As praias estão novamente desertas, as lojas fechadas, tudo exatamente como há um ano. 

Em março de 2020 o Brasil tinha 165 mortos. No total. 

Em março de 2021 os mortos passam de 3 mil. Por dia.

A sensação é de que estamos vivendo em um looping que piora a cada volta. Em progressão geométrica.

O cenário atual não é bom no mundo inteiro, a pandemia vem e vai em ondas, obrigando os governos a adotar medidas de isolamento e a acelerar a vacinação de suas populações. No Brasil, o quadro é desolador, porque o presidente da República se recusa a liderar as ações de combate à doença.

Pressionado pelo escandaloso número de 300 mil cidadãos mortos, ele se viu obrigado a fazer um pronunciamento à nação ontem à noite.
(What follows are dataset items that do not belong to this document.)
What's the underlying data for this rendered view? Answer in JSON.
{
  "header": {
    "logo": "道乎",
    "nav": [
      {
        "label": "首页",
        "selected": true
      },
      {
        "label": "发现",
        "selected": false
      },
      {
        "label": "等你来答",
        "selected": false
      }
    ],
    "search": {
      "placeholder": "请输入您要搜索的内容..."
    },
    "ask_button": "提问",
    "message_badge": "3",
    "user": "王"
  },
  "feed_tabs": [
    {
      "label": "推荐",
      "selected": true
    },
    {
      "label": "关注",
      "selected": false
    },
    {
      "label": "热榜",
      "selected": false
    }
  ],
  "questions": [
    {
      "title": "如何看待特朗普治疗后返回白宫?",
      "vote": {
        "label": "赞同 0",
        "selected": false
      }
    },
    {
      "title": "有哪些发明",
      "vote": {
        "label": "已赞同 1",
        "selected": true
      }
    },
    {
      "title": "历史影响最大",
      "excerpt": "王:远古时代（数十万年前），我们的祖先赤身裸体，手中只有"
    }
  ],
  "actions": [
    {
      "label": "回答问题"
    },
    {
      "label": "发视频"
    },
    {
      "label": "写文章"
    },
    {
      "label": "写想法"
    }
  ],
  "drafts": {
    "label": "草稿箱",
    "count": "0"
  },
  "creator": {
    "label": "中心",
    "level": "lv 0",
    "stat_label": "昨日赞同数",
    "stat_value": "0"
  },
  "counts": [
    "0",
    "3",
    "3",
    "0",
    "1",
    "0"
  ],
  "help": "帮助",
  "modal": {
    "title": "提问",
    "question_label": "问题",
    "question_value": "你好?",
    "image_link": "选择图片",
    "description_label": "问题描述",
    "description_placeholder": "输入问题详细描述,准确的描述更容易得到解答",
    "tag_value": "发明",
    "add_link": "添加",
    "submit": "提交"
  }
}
Além de despejar sua costumeira cascata de mentiras, como afirmar que sempre defendeu a compra de vacinas, ele finalmente se solidarizou com a dor das famílias que perderam parentes para a doença.

Depois de um ano. Depois de 300 mil mortos. Depois de ter dito que não podia fazer nada, pois não era coveiro. Depois de ter minimizado os riscos da covid, comparando-os aos de uma gripezinha. Depois de ter incentivado aglomerações despropositadas. Depois de ter questionado a eficácia das máscaras. Depois de ter dito que as vacinas não eram seguras. Depois de ter feito piada sobre os vacinados poderem ser transformados em jacarés. Depois de ter gastado milhões para fabricar e distribuir remédios sem eficácia contra a doença, iludindo a população, vendendo falsas esperanças.

Depois de tanta negligência e irresponsabilidade, ele supõe que vamos acreditar nas palavras ocas do seu discurso. Triste e revoltante termos que passar por isso tudo e ainda sermos tirados de otários pelo mandatário do país. Em que quebrada fomos nos meter!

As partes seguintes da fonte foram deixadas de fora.